Smith is expected to formally launch his leadership bid tomorrow morning, and is planning to do so away from Westminster. He confirmed his intention to stand last night, after consulting with his local Labour Party officers, who he says gave him their “100% support”.
The former Shadow Work and Pensions Secretary says that he hopes to put forward “radical and credible ideas that can unite the party” in an article for the Mirror this morning, adding: “It would be the greatest honour imaginable to lead the Labour Party, the most powerful force for good this country has ever known.”

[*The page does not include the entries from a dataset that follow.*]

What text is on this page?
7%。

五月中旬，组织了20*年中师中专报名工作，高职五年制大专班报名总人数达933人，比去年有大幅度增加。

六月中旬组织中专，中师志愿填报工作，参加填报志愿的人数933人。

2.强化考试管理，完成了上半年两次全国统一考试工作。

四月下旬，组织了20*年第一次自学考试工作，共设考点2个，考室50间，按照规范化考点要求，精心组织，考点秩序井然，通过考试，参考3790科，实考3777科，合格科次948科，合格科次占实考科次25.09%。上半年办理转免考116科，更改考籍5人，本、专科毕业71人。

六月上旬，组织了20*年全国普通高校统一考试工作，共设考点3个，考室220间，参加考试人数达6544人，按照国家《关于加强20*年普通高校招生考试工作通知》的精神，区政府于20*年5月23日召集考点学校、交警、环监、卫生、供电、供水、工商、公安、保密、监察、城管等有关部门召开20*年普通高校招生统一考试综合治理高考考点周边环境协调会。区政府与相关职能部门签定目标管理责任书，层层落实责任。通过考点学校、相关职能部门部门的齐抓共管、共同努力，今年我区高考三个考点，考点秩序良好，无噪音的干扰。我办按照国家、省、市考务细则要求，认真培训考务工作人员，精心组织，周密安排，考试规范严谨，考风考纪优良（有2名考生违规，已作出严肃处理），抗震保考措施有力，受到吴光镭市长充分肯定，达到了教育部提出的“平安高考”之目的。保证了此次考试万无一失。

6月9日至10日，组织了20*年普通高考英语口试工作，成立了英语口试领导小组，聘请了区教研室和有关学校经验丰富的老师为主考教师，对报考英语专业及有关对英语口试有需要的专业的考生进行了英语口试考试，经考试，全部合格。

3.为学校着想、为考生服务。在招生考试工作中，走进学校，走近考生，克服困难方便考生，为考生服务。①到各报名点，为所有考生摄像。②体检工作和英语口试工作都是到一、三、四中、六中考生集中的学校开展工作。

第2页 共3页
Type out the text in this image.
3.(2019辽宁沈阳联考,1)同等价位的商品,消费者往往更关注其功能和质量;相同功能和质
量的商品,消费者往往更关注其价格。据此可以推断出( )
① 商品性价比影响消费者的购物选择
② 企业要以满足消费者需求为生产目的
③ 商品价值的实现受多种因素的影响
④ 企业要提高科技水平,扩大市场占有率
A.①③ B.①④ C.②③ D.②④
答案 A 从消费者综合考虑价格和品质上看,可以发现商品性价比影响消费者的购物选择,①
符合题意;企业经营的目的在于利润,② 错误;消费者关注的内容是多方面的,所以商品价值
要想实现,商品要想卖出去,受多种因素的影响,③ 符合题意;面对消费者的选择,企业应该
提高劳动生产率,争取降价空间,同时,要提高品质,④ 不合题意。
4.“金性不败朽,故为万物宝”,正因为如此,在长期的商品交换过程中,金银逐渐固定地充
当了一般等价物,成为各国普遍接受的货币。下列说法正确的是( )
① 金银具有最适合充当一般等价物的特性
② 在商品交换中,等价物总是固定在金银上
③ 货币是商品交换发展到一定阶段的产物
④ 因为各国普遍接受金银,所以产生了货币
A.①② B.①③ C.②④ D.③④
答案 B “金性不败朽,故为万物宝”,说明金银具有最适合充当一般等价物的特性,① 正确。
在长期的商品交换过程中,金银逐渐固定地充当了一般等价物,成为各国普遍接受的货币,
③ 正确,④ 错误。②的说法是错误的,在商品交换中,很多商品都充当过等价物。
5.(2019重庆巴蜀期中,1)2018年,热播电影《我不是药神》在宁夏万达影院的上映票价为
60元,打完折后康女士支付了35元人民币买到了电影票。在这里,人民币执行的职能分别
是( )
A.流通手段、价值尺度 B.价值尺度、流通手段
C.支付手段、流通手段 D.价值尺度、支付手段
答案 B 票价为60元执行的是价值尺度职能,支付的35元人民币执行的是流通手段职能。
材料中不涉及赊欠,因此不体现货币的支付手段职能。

He has also opened up in an interview with The Guardian, where he reveals his support for a second EU referendum, saying that people want both access to the single market and controls on immigration. With the UK unlikely to strike up a deal with those terms, he says after the nature of Brexit has been negotiated with the EU, voters should be given “another chance” to have their say.
“That does mean a second referendum or a general election when the terms are clear. The Labour government should be committing to that,” he said.
“I think there are many people out there who voted in good faith for Brexit and who felt they were doing the right thing for their families and their communities and I respect them for taking that decision,” he said.
“But I think a lot of people I know are now saying to themselves, ‘It wasn’t the right decision.’ A lot of people are angry that they were quite clearly misled by the Brexit campaign.”
With many rebel MPs strongly believing only one candidate should challenge Jeremy Corbyn, both Smith and Angela Eagle will come under pressure in the coming days to pull out and support the other. Smith argues that early backing shows that his supporters come from the left of the party, while Eagle is “supported by a lot of people who are further right on the spectrum of the Labour Party than I am”.
He also revealed why he did not believe Corbyn was the right person to be leader, saying that his failures often led to a “vacuum” at the top of the party:
“Very often in shadow cabinet when there were difficult discussions about the European Union or economic policy or our attitude to Trident, Jeremy didn’t lead any of those discussions so there was a massive vacuum at the top of our party.”